Sementara itu, Beda lagi dengan anak-anak yang terlibat dalam masalah hukum pidana dimana ini merupakan isu yang memerlukan perhatian cukup serius, dan sekolah memiliki peran penting dalam membantu mengatasi masalah ini. Menurut studi dari Institute for Criminal Justice Reform (ICJR) pada tahun 2016 dan Pusat Kajian dan Advokasi Perlindungan dan Kualitas Hidup Anak Universitas Indonesia (PUSKAPA) pada tahun 2020, mayoritas anak yang terlibat dalam tindak pidana, atau yang lebih dikenal sebagai anak yang berkonflik dengan hukum, adalah peserta didik.
Peserta didik yang terlibat dalam masalah hukum pidana rentan mengalami berbagai kendala yang menghambat mereka dalam mendapatkan layanan pendidikan yang optimal. Hasil studi menunjukkan bahwa anak-anak dengan status peserta didik yang terlibat dalam masalah hukum pidana memiliki risiko tinggi untuk putus sekolah, dikeluarkan dari sekolah, atau mengulang di kelas yang sama pada tahun ajaran berikutnya. Namun, mengapa hal ini terjadi?
Data dari tahun 2021 di Jawa Tengah menunjukkan bahwa 45 dari 240 anak yang terlibat dalam masalah hukum pidana mengalami putus sekolah karena dikeluarkan, diminta mengundurkan diri, atau memilih untuk mundur karena alasan pribadi. Selama proses peradilan, peserta didik yang terlibat dalam masalah hukum pidana seringkali tidak mendapatkan layanan pendidikan. Selain itu, mereka juga rentan terhadap stigma negatif dari masyarakat.
Sebagai contoh, seorang peserta didik di Sekolah Menengah Pertama di Temanggung, Jawa Tengah, yang melakukan pembakaran fasilitas sekolah, menghadapi stigma dari publik, termasuk pihak sekolahnya sendiri. Namun, kasus tersebut menunjukkan bahwa tindakan tersebut dilakukan sebagai akibat dari perundungan dan kurangnya respon yang memadai dari pihak sekolah.

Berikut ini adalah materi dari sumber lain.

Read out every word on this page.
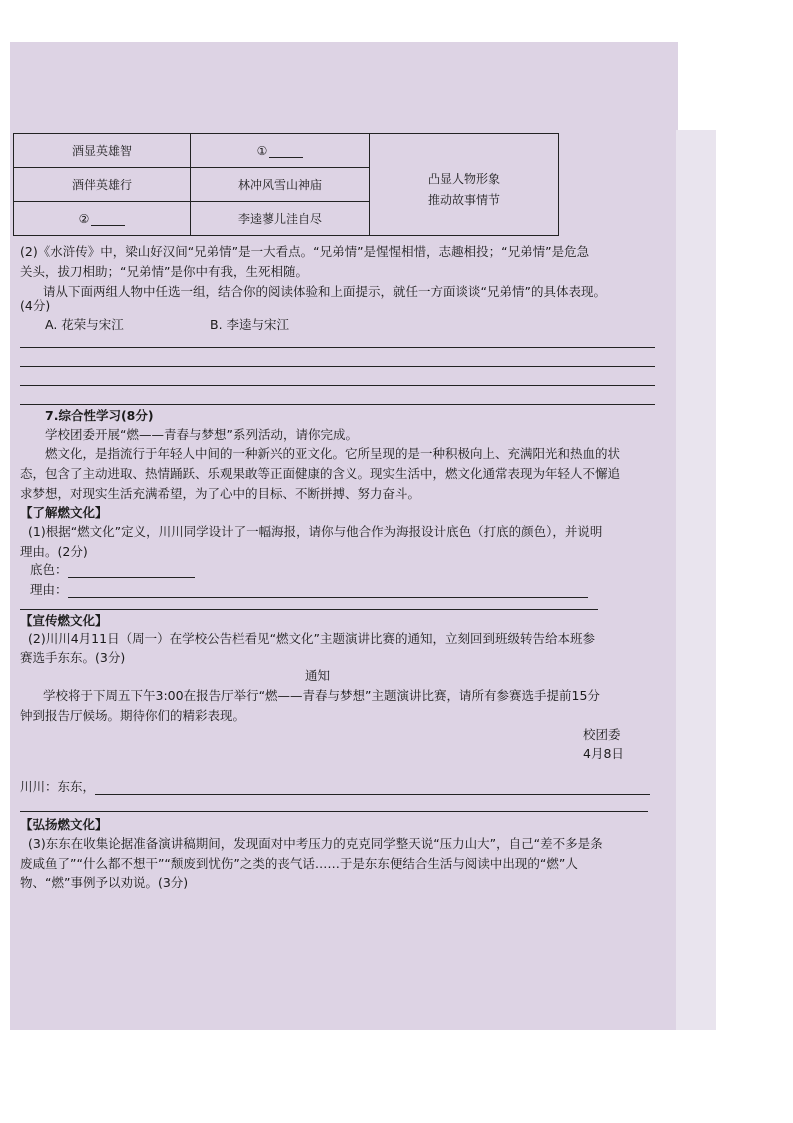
酒显英雄智	①	凸显人物形象
推动故事情节

酒伴英雄行	林冲风雪山神庙	
②	李逵蓼儿洼自尽	
(2)《水浒传》中，梁山好汉间“兄弟情”是一大看点。“兄弟情”是惺惺相惜，志趣相投；“兄弟情”是危急
关头，拔刀相助；“兄弟情”是你中有我，生死相随。
请从下面两组人物中任选一组，结合你的阅读体验和上面提示，就任一方面谈谈“兄弟情”的具体表现。
(4分)
A. 花荣与宋江	B. 李逵与宋江
7.综合性学习(8分)
学校团委开展“燃——青春与梦想”系列活动，请你完成。
燃文化，是指流行于年轻人中间的一种新兴的亚文化。它所呈现的是一种积极向上、充满阳光和热血的状
态，包含了主动进取、热情踊跃、乐观果敢等正面健康的含义。现实生活中，燃文化通常表现为年轻人不懈追
求梦想，对现实生活充满希望，为了心中的目标、不断拼搏、努力奋斗。
【了解燃文化】
(1)根据“燃文化”定义，川川同学设计了一幅海报，请你与他合作为海报设计底色（打底的颜色），并说明
理由。(2分)
底色：
理由：
【宣传燃文化】
(2)川川4月11日（周一）在学校公告栏看见“燃文化”主题演讲比赛的通知，立刻回到班级转告给本班参
赛选手东东。(3分)
通知
学校将于下周五下午3:00在报告厅举行“燃——青春与梦想”主题演讲比赛，请所有参赛选手提前15分
钟到报告厅候场。期待你们的精彩表现。
校团委
4月8日
川川：东东，
【弘扬燃文化】
(3)东东在收集论据准备演讲稿期间，发现面对中考压力的克克同学整天说“压力山大”，自己“差不多是条
废咸鱼了”“什么都不想干”“颓废到忧伤”之类的丧气话……于是东东便结合生活与阅读中出现的“燃”人
物、“燃”事例予以劝说。(3分)
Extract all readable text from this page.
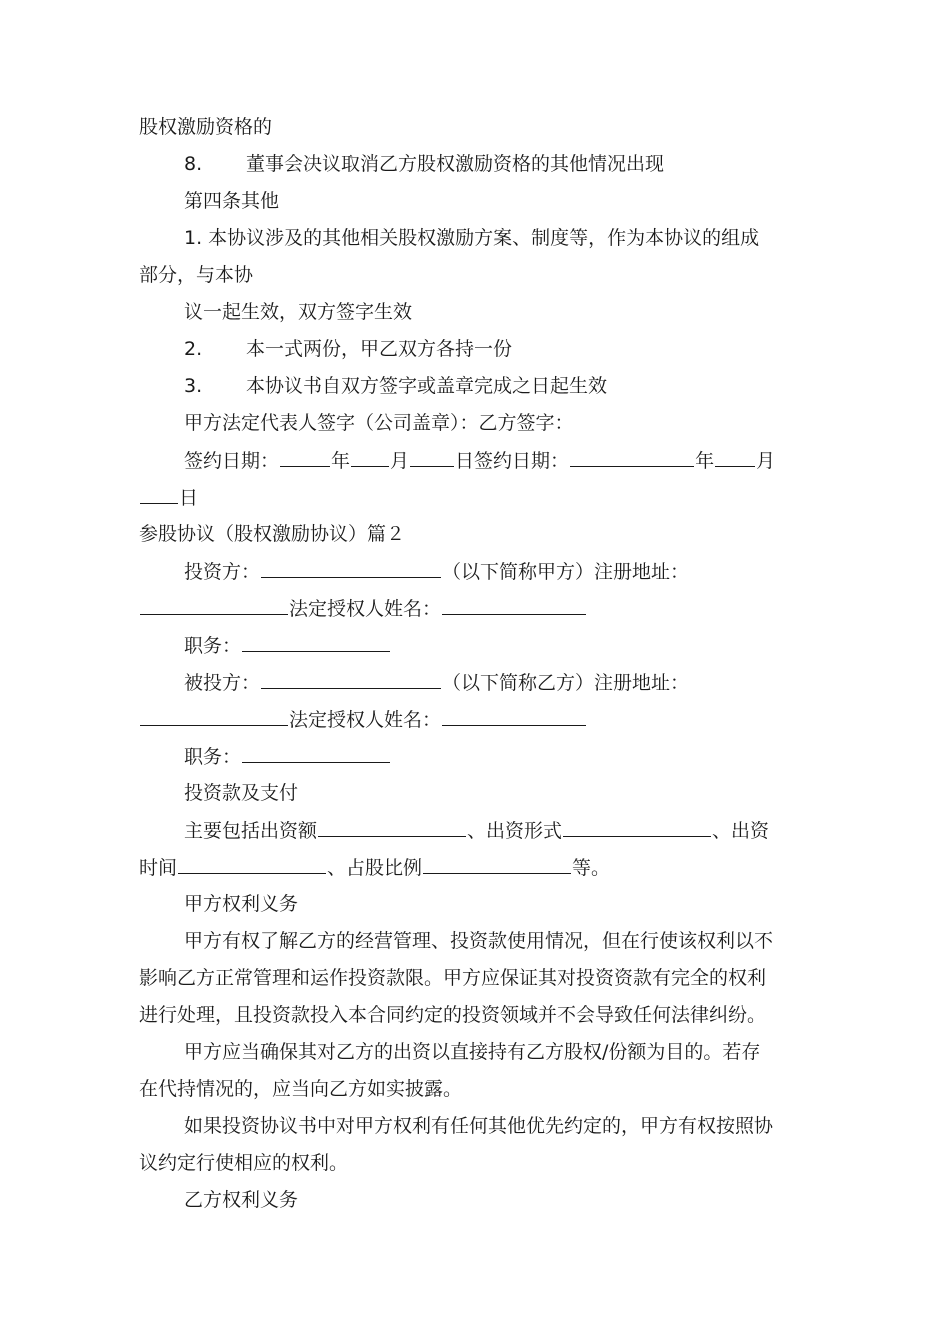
股权激励资格的
8. 董事会决议取消乙方股权激励资格的其他情况出现
第四条其他
1. 本协议涉及的其他相关股权激励方案、制度等，作为本协议的组成
部分，与本协
议一起生效，双方签字生效
2. 本一式两份，甲乙双方各持一份
3. 本协议书自双方签字或盖章完成之日起生效
甲方法定代表人签字（公司盖章）：乙方签字：
签约日期：	年 月 日签约日期：	年 月
日
参股协议（股权激励协议）篇２
投资方：	（以下简称甲方）注册地址：
法定授权人姓名：
职务：
被投方：	（以下简称乙方）注册地址：
法定授权人姓名：
职务：
投资款及支付
主要包括出资额	、出资形式	、出资
时间	、占股比例	等。
甲方权利义务
甲方有权了解乙方的经营管理、投资款使用情况，但在行使该权利以不
影响乙方正常管理和运作投资款限。甲方应保证其对投资资款有完全的权利
进行处理，且投资款投入本合同约定的投资领域并不会导致任何法律纠纷。
甲方应当确保其对乙方的出资以直接持有乙方股权/份额为目的。若存
在代持情况的，应当向乙方如实披露。
如果投资协议书中对甲方权利有任何其他优先约定的，甲方有权按照协
议约定行使相应的权利。
乙方权利义务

Sekolah tidak boleh berdiam diri ketika mengetahui peserta didiknya terlibat dalam masalah hukum pidana. Berdasarkan analisis yang kami lakukan, ada tiga rekomendasi dukungan yang dapat diberikan oleh sekolah:
- Tidak Mengeluarkan Peserta Didik Selama Proses Peradilan
Sekolah sebaiknya tidak mengeluarkan peserta didik selama proses peradilan. Menurut sebuah studi, ketika sekolah menggunakan keterlibatan dalam sistem peradilan sebagai alasan untuk mengeluarkan peserta didik, hal ini justru membuat peserta didik enggan kembali ke layanan pendidikan. - Memberikan Rekomendasi Terkait Layanan Pendidikan Selama Proses Peradilan
Sekolah dapat memberikan rekomendasi terkait layanan pendidikan selama proses peradilan. Rekomendasi ini dapat disusun oleh kepala sekolah, wali kelas, serta guru bimbingan dan konseling, yang berisi rencana penyesuaian kegiatan belajar mengajar peserta didik sesuai kebutuhan mereka. - Menyesuaikan Pemberian Layanan Pendidikan
Sekolah dapat menyesuaikan pemberian layanan pendidikan selama peserta didik mengikuti proses peradilan dan menjalani putusan pengadilan. Hal ini meliputi mengubah metode pembelajaran menjadi daring, memberikan tugas tambahan di luar kelas, dan menyediakan sarana dan prasarana yang dibutuhkan peserta didik.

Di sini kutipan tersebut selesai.